It happens to the best of us. You’re sitting at home, enjoying a quiet evening by yourself when BAM—a notification comes onto your phone. It’s a Snapchat from your friend.
You open it, innocently, and are exposed to a scene from a club or bar or other social gathering where your friends are enjoying themselves.
First, there’s a whiff of annoyance. Why did they feel the need to send this to me?
This is sometimes followed by a realization. Oh yeah, I was totally invited and I turned the invitation down.
Of course, next, there’s the regret. So why does this Fear of Missing Out (or FOMO) suddenly rear its ugly head?
Seeing your friends, or even complete strangers, having fun without you, has the effect of making you feel left out, regretful for not attending, and just plain bad.
But—and I know we hear this a lot, and it seems obvious, so bear with me—just because it seems like people are having more fun than you online, it doesn’t mean that it’s actually true. Why is this worth repeating?
FOMO is real
It’s true. FOMO is an actual real-life thing that can cause stress and anxiety and can prevent people from enjoying experiences they’re actually having.
Take a moment when you get FOMO to remember:
Nothing is as fun in real life as it looks like on social media
It’s okay to be by yourself on a Friday night or to do more low-key things
There are lots of different ways to enjoy yourself
Maybe you’re more introverted, so loud parties aren’t really your scene. You shouldn’t feel bad about that.
A cure for FOMO?
If FOMO is creeping up in your life more than you feel is normal, take stock:
- Are you saying no to experiences that might actually be worthwhile?
- Are you hiding in your room, or your house, where you feel comfortable, instead of challenging yourself and trying new things?
That can be unhealthy behaviour as well.
Prioritizing studying over partying is one thing (and you shouldn’t feel guilty about that) but there’s always a balance to be found. University is about saying yes to new experiences. Not always, and maybe not even most of the time, but if you don’t push yourself to exit the Netflix cocoon once in a while, you will probably regret it later on.

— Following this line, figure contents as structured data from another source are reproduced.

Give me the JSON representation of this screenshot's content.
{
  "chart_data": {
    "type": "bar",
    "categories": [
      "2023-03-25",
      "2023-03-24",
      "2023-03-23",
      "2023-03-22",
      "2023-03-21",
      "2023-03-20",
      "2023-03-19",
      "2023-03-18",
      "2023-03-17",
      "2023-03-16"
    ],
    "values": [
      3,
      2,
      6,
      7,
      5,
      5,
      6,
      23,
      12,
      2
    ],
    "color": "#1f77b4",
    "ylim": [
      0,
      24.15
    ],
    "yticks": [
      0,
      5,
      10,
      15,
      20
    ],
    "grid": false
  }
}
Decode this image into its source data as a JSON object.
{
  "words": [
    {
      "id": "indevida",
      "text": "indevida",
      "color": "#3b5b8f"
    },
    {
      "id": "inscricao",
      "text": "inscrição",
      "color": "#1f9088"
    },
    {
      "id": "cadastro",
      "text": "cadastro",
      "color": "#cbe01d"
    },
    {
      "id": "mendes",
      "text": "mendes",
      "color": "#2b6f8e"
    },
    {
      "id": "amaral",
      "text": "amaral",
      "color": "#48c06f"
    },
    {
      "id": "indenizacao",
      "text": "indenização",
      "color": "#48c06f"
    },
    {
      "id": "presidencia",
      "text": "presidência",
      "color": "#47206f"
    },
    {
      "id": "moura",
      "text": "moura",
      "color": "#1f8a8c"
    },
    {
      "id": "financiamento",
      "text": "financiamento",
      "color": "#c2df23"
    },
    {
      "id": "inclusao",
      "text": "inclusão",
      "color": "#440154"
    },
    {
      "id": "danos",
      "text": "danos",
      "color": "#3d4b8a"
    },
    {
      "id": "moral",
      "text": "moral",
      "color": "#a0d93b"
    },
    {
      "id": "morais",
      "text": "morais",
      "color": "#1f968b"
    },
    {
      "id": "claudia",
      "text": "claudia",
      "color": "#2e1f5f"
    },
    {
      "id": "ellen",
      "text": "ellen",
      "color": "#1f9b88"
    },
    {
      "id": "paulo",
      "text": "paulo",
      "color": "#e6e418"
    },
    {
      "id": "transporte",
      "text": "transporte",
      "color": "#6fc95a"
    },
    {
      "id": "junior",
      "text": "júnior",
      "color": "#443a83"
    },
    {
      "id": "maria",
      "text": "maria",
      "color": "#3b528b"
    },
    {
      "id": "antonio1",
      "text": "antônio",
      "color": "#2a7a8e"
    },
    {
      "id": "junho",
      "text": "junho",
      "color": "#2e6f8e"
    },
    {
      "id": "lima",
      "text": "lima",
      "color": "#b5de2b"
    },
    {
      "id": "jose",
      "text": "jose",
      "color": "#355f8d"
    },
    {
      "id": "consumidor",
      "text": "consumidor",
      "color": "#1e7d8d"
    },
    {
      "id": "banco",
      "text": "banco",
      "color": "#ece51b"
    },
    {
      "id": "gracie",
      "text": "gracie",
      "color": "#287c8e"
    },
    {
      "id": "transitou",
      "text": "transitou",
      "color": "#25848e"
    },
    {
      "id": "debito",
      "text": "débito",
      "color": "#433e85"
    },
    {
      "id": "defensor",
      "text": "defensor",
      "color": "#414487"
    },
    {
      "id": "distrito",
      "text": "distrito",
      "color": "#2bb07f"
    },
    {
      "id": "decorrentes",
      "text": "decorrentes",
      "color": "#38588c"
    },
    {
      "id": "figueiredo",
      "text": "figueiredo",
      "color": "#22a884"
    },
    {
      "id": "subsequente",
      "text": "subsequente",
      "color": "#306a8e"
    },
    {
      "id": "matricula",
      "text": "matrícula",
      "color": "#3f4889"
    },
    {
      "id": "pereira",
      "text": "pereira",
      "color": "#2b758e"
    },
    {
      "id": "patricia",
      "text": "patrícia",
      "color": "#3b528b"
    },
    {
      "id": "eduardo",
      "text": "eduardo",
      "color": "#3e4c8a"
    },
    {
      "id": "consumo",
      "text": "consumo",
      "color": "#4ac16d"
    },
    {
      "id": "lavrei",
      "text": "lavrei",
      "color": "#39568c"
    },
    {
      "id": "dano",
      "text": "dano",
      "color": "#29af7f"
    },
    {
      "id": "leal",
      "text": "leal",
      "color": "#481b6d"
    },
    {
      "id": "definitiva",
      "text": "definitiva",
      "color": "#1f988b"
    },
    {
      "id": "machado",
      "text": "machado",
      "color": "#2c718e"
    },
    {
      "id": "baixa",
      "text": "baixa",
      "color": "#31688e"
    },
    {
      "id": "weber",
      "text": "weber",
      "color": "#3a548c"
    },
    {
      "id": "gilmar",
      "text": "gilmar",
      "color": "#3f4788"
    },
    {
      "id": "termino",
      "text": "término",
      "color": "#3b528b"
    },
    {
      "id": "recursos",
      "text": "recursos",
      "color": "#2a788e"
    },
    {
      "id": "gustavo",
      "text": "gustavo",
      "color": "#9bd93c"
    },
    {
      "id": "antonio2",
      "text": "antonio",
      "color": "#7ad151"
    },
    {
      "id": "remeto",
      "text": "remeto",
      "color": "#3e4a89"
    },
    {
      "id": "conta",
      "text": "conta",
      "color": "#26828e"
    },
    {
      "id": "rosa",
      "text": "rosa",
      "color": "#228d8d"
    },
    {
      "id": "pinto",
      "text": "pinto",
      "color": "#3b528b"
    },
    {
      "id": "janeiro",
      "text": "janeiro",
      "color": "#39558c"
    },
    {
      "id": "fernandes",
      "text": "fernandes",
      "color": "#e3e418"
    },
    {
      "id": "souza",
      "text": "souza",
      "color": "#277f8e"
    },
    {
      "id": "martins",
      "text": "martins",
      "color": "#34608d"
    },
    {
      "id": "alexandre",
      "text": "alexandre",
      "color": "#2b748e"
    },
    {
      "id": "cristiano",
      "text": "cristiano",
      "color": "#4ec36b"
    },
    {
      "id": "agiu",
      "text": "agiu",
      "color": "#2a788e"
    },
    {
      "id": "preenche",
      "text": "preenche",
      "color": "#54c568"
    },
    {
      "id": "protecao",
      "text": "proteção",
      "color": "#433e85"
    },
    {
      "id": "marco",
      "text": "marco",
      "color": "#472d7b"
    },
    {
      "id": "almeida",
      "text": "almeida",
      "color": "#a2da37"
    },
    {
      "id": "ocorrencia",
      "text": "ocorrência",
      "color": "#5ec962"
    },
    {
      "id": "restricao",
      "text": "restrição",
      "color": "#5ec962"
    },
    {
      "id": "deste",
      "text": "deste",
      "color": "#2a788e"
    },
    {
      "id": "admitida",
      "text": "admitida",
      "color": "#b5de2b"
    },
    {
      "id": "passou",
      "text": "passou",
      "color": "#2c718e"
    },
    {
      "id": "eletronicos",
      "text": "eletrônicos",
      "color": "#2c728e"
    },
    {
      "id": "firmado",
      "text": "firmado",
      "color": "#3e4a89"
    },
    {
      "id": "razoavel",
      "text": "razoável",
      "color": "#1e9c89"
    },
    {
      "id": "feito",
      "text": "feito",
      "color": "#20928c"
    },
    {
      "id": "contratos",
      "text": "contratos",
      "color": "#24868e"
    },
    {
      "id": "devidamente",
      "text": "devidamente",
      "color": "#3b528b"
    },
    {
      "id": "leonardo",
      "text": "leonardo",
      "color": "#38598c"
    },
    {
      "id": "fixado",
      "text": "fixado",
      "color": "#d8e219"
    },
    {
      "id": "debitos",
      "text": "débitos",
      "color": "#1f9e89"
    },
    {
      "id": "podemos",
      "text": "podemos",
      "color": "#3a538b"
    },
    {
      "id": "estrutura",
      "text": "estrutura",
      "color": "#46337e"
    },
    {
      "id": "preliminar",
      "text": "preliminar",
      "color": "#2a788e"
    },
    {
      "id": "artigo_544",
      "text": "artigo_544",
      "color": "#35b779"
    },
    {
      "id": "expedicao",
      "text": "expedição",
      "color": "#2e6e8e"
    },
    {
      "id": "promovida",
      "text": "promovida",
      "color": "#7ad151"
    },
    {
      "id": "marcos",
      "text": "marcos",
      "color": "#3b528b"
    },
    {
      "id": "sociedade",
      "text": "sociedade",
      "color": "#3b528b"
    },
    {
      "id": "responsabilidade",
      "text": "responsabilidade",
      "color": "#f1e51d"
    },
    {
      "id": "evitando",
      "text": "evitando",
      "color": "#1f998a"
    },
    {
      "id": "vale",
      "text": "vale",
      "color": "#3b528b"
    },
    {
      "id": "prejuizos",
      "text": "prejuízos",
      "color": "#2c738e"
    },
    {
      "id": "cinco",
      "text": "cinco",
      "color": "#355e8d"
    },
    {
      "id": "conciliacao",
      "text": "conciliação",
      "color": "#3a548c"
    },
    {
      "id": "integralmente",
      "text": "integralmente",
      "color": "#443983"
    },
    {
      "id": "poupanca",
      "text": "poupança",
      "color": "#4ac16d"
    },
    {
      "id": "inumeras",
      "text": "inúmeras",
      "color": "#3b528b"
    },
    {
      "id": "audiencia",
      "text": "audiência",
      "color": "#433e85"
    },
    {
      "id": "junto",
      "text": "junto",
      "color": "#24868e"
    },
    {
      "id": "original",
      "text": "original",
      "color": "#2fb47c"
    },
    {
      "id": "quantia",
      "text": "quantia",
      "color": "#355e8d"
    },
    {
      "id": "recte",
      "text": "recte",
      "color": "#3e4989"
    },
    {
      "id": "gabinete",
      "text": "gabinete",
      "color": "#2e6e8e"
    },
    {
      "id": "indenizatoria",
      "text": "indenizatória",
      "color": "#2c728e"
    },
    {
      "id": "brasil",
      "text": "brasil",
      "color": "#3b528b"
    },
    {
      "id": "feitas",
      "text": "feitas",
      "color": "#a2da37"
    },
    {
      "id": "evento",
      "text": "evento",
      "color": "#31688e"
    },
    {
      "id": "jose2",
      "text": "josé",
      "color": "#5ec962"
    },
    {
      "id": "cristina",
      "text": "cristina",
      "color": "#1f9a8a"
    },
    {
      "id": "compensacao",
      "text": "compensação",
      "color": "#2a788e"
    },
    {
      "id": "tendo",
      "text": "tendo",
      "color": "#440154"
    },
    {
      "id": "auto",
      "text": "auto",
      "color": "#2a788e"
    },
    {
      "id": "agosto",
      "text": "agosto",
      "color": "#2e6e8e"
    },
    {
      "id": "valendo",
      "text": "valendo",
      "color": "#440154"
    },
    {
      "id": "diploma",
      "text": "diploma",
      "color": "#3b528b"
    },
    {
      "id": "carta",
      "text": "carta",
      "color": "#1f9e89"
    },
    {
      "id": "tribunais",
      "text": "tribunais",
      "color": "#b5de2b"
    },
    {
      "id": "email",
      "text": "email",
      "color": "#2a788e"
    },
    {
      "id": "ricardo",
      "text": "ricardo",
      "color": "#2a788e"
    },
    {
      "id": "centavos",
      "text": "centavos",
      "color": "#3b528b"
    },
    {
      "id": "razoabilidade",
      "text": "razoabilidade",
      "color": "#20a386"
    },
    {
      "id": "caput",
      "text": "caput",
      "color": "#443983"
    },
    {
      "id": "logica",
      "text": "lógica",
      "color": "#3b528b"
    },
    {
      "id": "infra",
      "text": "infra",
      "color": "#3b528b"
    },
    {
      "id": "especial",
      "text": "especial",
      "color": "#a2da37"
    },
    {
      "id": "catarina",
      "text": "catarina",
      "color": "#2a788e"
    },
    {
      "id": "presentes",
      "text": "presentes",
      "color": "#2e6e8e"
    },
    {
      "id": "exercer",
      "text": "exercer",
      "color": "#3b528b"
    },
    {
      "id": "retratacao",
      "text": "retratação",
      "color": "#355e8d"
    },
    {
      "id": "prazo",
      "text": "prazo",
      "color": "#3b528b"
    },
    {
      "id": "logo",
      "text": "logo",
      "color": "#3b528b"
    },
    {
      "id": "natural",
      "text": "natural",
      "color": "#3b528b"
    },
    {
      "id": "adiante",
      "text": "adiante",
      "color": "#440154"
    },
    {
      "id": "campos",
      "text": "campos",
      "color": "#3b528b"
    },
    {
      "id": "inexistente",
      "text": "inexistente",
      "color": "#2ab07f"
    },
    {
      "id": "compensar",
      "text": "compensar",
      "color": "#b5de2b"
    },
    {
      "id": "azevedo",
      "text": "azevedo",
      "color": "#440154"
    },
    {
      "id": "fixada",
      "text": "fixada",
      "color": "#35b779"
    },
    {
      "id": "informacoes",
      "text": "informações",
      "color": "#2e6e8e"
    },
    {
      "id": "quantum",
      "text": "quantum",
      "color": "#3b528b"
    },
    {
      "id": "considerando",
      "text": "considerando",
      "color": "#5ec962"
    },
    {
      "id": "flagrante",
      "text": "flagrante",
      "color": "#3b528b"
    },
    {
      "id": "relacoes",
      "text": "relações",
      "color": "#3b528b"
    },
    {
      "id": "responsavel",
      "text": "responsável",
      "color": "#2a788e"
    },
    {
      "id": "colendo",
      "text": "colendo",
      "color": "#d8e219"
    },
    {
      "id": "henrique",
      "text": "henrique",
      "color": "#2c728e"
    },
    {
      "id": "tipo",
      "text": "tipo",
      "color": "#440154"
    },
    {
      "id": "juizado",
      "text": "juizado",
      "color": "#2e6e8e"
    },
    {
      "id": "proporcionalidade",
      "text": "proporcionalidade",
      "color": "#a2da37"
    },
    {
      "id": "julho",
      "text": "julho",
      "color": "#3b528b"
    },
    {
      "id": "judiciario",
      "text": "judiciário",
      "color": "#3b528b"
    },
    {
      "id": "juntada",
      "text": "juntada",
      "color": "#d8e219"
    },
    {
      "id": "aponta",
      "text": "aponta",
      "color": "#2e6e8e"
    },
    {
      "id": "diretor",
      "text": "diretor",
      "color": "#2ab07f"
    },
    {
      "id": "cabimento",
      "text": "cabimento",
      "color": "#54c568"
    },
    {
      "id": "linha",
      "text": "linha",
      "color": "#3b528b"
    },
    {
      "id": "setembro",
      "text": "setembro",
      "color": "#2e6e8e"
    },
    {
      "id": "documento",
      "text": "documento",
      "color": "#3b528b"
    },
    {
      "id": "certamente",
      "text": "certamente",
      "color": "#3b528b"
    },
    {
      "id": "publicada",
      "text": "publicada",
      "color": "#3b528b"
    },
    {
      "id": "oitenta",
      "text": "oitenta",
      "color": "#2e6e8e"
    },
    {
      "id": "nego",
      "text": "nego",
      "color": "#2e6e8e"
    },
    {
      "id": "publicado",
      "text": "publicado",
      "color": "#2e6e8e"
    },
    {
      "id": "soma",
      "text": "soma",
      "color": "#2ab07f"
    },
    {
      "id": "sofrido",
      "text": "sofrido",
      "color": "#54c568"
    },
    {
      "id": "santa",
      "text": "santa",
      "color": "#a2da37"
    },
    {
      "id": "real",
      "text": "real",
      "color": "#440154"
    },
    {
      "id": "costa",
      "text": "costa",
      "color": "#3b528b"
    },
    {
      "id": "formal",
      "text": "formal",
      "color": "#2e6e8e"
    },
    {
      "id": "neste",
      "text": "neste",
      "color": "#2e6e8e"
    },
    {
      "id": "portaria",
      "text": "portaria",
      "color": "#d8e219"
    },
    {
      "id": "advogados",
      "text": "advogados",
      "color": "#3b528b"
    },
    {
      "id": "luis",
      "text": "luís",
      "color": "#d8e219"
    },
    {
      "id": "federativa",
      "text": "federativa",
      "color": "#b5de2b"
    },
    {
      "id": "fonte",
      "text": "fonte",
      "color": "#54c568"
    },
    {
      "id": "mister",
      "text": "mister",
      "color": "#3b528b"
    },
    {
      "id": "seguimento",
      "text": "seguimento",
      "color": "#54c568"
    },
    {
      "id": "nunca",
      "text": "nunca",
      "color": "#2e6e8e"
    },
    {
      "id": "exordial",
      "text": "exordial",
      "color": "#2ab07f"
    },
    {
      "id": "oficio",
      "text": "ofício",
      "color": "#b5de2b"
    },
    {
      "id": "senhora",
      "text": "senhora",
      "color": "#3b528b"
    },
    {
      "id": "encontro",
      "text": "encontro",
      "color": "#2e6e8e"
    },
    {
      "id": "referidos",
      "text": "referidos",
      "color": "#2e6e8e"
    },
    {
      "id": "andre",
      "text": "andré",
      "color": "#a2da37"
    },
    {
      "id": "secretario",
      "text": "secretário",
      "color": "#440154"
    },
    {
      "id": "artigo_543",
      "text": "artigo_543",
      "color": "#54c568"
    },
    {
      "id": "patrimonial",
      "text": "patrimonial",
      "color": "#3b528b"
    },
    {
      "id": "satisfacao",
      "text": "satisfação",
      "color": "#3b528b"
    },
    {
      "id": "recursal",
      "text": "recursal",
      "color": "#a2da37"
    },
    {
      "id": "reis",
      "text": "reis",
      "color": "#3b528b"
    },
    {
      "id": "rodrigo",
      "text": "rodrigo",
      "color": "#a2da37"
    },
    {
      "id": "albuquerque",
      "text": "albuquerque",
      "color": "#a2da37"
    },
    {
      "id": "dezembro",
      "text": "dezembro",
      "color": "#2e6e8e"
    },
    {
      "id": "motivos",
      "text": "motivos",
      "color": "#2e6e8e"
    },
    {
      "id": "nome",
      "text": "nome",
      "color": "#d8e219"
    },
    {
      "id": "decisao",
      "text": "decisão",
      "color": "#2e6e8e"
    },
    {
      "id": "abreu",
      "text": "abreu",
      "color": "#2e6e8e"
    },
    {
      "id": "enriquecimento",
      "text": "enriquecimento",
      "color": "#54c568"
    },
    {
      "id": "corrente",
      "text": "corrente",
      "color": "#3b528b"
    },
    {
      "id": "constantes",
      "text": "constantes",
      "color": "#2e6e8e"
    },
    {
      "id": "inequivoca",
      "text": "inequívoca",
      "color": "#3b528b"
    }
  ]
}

It’s a-okay to like to stay in and spend time by yourself. But always choosing the more comfortable option can make the fear of missing out become just...actually missing out.
It’s rare, but if you actually do find yourself with time on your hands, be mindful of how you use that time. Don’t spend that precious time comparing yourself to others (this is what can make FOMO so harmful). Instead, figure out what makes YOU happy, and spend your time doing that (whatever it may be!).